Time icon May 7th, 2007 by Autor sharon

After only one year, the foreclosures rate of Arizona has increased by 88.66 percent. The state recorded a total of 11,757 homes in some stage of foreclosure for the first three months of the current year. With thousands of Arizona foreclosure homes available for sale, buyers are presented with really amazing investment opportunities.

The increase in the number of Arizona real estate foreclosures has lead experts to believe that many of the homeowners took out loans which they could not pay in the first place. As a result, they start missing payments and their lenders are left with no choice but to repossess their homes. What these owners do not realize is that there are ways to stop foreclosures.

If you are one of these owners, one of the first things you should do is to speak with your lender. Hiding or ignoring your lender would never help you in any way. As soon as you realize that you are having problems paying your mortgage, it is the time to contact your lender before things get worse. You would be surprised at how many lenders are willing to help homeowners manage their mortgage payments. Your lender can offer to re-structure your loan or even re-finance it, to effectively lower your mortgage payments.

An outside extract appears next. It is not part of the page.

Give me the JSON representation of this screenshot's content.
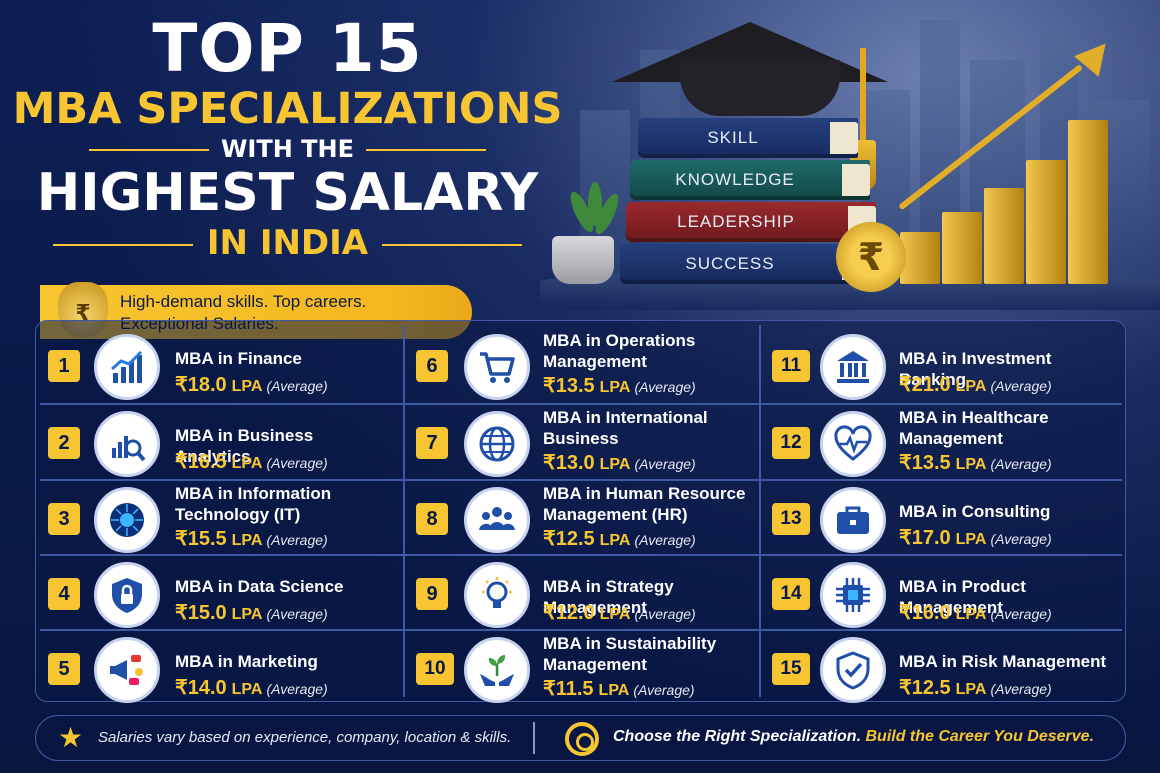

Aside from these, there is always the option to sell you home. To attract more buyers, you should enlist the help of seasoned real estate brokers like Foreclosure Deals. They could feature your home in their foreclosure listings, which are often used by real estate investor to look for potential bargains.

As a last resort, you can always file for a Chapter 13 bankruptcy, which immediately stop foreclosure proceedings. You would then come up with a 3 to 5-year repayment plan to settle all your existing debts.